Существенным фактором для установления внешнего контроля над регионом могут являться пограничные инциденты с участием исламистов, действующих с территории Афганистана. Зима 2014–2015-го стала первой, в течение которой боевые действия в афганском пограничье на всем его протяжении – от Туркменистана до Таджикистана – не прекращались. Ряд местных группировок (включая «Исламское движение Узбекистана») объявил о присоединении к Исламскому государству (что свидетельствует об их переходе на финансирование Катара). В приграничных районах Афганистана отмечено появление вооруженных групп, определяемых местными жителями как «иностранцы». Захватывая селения в приграничной полосе, они оставляют после себя следы в виде отрезанных голов, что является типичным почерком Исламского государства.
Регион без границ
Южнотуркменские племена, вытесненные в период борьбы с басмачеством в Афганистан, в случае прорыва через границу на север, по долине Мургаба в направлении месторождения Гылканыш, базового для экспорта газа из Туркменистана в КНР, могут осложнить или целиком остановить его. Не менее пагубным для Ашхабада обещает быть освоение афганского берега Амударьи, инвестициями из монархий Персидского залива. Предпринятое в 2014 году Туркменистаном обустройство заграждений на границе малоэффективно, из Афганистана через нее идет не только контрабанда, но и наркотики. Не случайно туркменские власти, скептически настроенные к предупреждениям, касавшимся состояния рубежей страны, в марте запросили Вашингтон о поддержке в их укреплении.
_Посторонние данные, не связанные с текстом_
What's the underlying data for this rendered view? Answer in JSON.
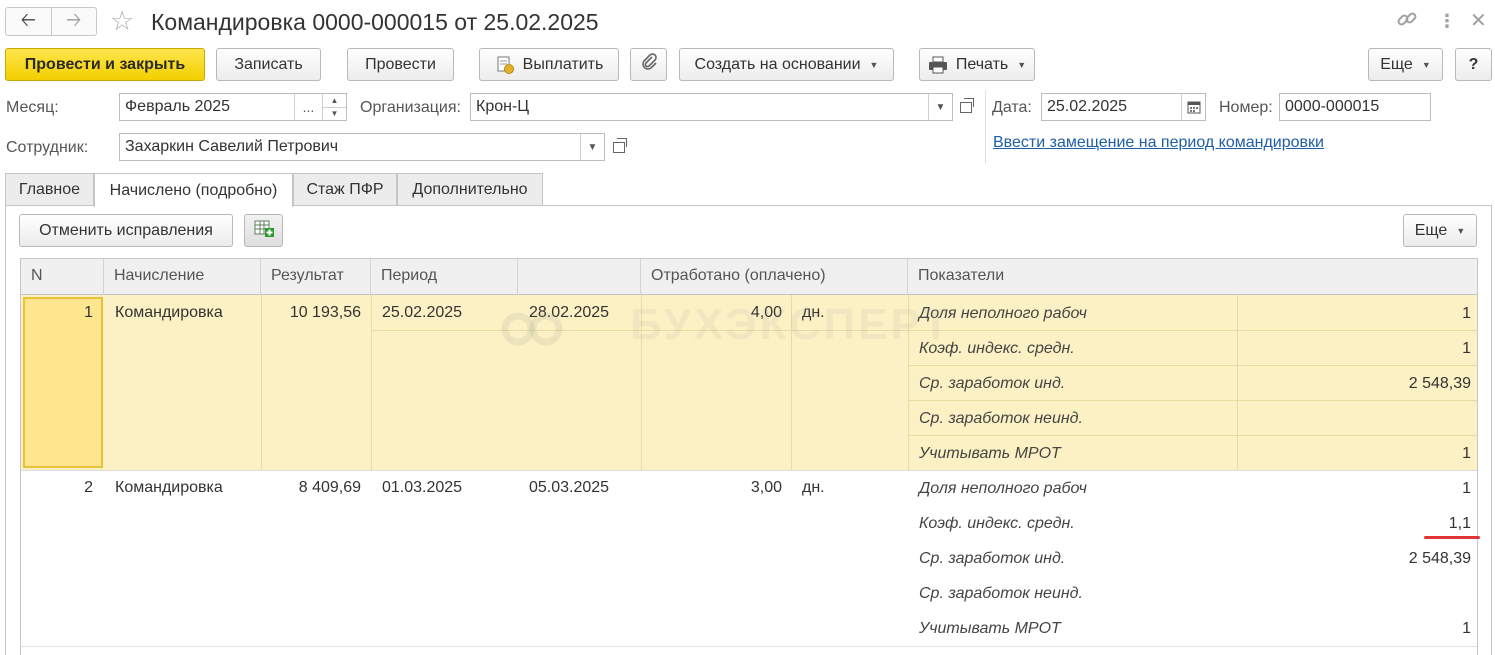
{
  "window": {
    "title": "Командировка 0000-000015 от 25.02.2025"
  },
  "toolbar": {
    "post_close": "Провести и закрыть",
    "save": "Записать",
    "post": "Провести",
    "pay": "Выплатить",
    "create_based": "Создать на основании",
    "print": "Печать",
    "more": "Еще",
    "help": "?"
  },
  "form": {
    "month_label": "Месяц:",
    "month_value": "Февраль 2025",
    "month_more": "...",
    "org_label": "Организация:",
    "org_value": "Крон-Ц",
    "date_label": "Дата:",
    "date_value": "25.02.2025",
    "number_label": "Номер:",
    "number_value": "0000-000015",
    "employee_label": "Сотрудник:",
    "employee_value": "Захаркин Савелий Петрович",
    "substitute_link": "Ввести замещение на период командировки"
  },
  "tabs": [
    {
      "label": "Главное"
    },
    {
      "label": "Начислено (подробно)"
    },
    {
      "label": "Стаж ПФР"
    },
    {
      "label": "Дополнительно"
    }
  ],
  "panel": {
    "cancel_corrections": "Отменить исправления",
    "more": "Еще"
  },
  "grid": {
    "headers": {
      "n": "N",
      "accrual": "Начисление",
      "result": "Результат",
      "period": "Период",
      "period_end": "",
      "worked": "Отработано (оплачено)",
      "indicators": "Показатели"
    },
    "rows": [
      {
        "n": "1",
        "accrual": "Командировка",
        "result": "10 193,56",
        "date_from": "25.02.2025",
        "date_to": "28.02.2025",
        "worked": "4,00",
        "unit": "дн.",
        "indicators": [
          {
            "name": "Доля неполного рабоч",
            "value": "1"
          },
          {
            "name": "Коэф. индекс. средн.",
            "value": "1"
          },
          {
            "name": "Ср. заработок инд.",
            "value": "2 548,39"
          },
          {
            "name": "Ср. заработок неинд.",
            "value": ""
          },
          {
            "name": "Учитывать МРОТ",
            "value": "1"
          }
        ]
      },
      {
        "n": "2",
        "accrual": "Командировка",
        "result": "8 409,69",
        "date_from": "01.03.2025",
        "date_to": "05.03.2025",
        "worked": "3,00",
        "unit": "дн.",
        "indicators": [
          {
            "name": "Доля неполного рабоч",
            "value": "1"
          },
          {
            "name": "Коэф. индекс. средн.",
            "value": "1,1"
          },
          {
            "name": "Ср. заработок инд.",
            "value": "2 548,39"
          },
          {
            "name": "Ср. заработок неинд.",
            "value": ""
          },
          {
            "name": "Учитывать МРОТ",
            "value": "1"
          }
        ]
      }
    ]
  },
  "watermark": "БУХЭКСПЕРТ",
  "colors": {
    "primary_button": "#f3cf00",
    "selected_row": "#fcf1c4",
    "link": "#1f5ea8",
    "underline_mark": "#e23535"
  }
}
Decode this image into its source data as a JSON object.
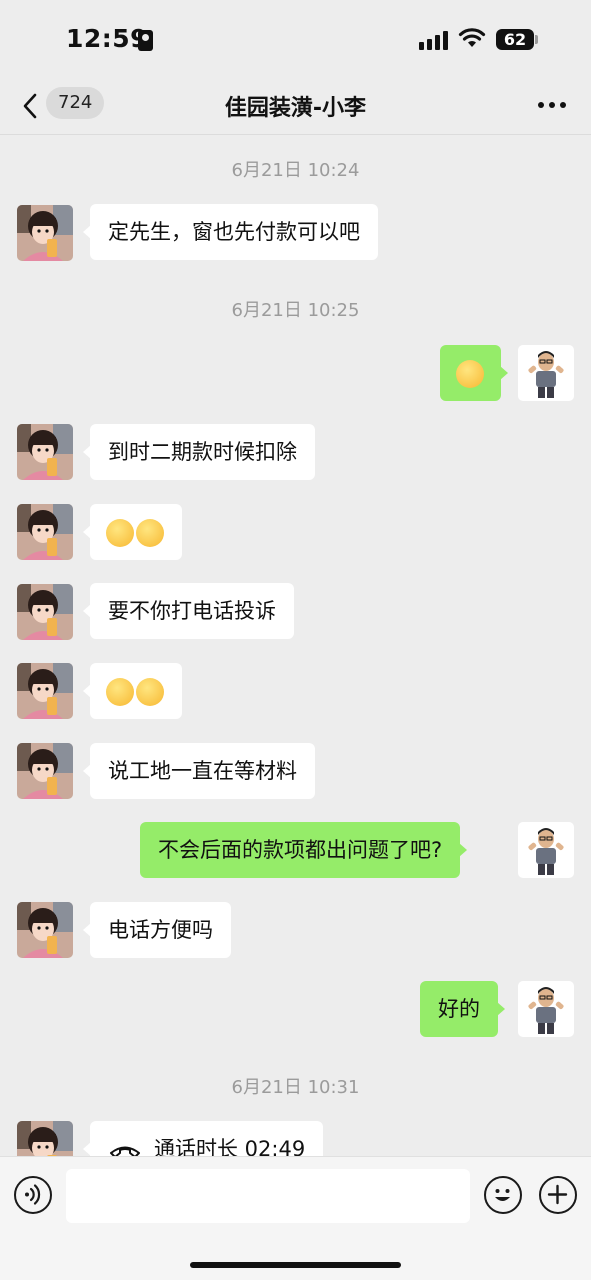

Афганская граница с Таджикистаном прозрачна. Контроль над значительной ее частью осуществляют афгано-таджикские наркобароны. Любое количество боевиков могут пересечь ее беспрепятственно при условии, что они не будут пытаться препятствовать контрабанде и наркобизнесу этих кланов. Попасть из Таджикистана на территорию Киргизии не проблема. При этом в обеих странах задешево приобретаются «чистые» местные документы, что открывает возможности переезда в Казахстан и Россию. Единственная страна региона, граница которой с Афганистаном обустроена и укреплена, – Узбекистан. В то же время исламистское подполье там широко представлено, в том числе в местных органах власти, особенно в Фергане. Потенциальными зонами нестабильности Узбекистана являются также Каракалпакия с сильным местным сепаратизмом и Сурхандарьинская область. При этом основные «зимники» боевиков «Исламского движения Узбекистана» находятся в России.
Через Афганистан на Турцию (и напрямую через нее), а затем в Сирию и Ирак идет переправка для участия в военных действиях на стороне Исламского государства боевиков из Центральной Азии. Местные власти на это закрывают глаза – попытка китайских силовиков отследить с помощью афганских коллег текущую ситуацию с уйгурскими джихадистами была проигнорирована Кабулом. Это означает возможность «реверса» в страны Центральной Азии в любой момент значительного числа боевиков, получивших практический опыт джихада в Сирии и Ираке. Они могут быть использованы для захвата стратегических инфраструктурных объектов или населенных пунктов. Опыт Мосула, Мумбая и Парижа демонстрирует, с каким результатом.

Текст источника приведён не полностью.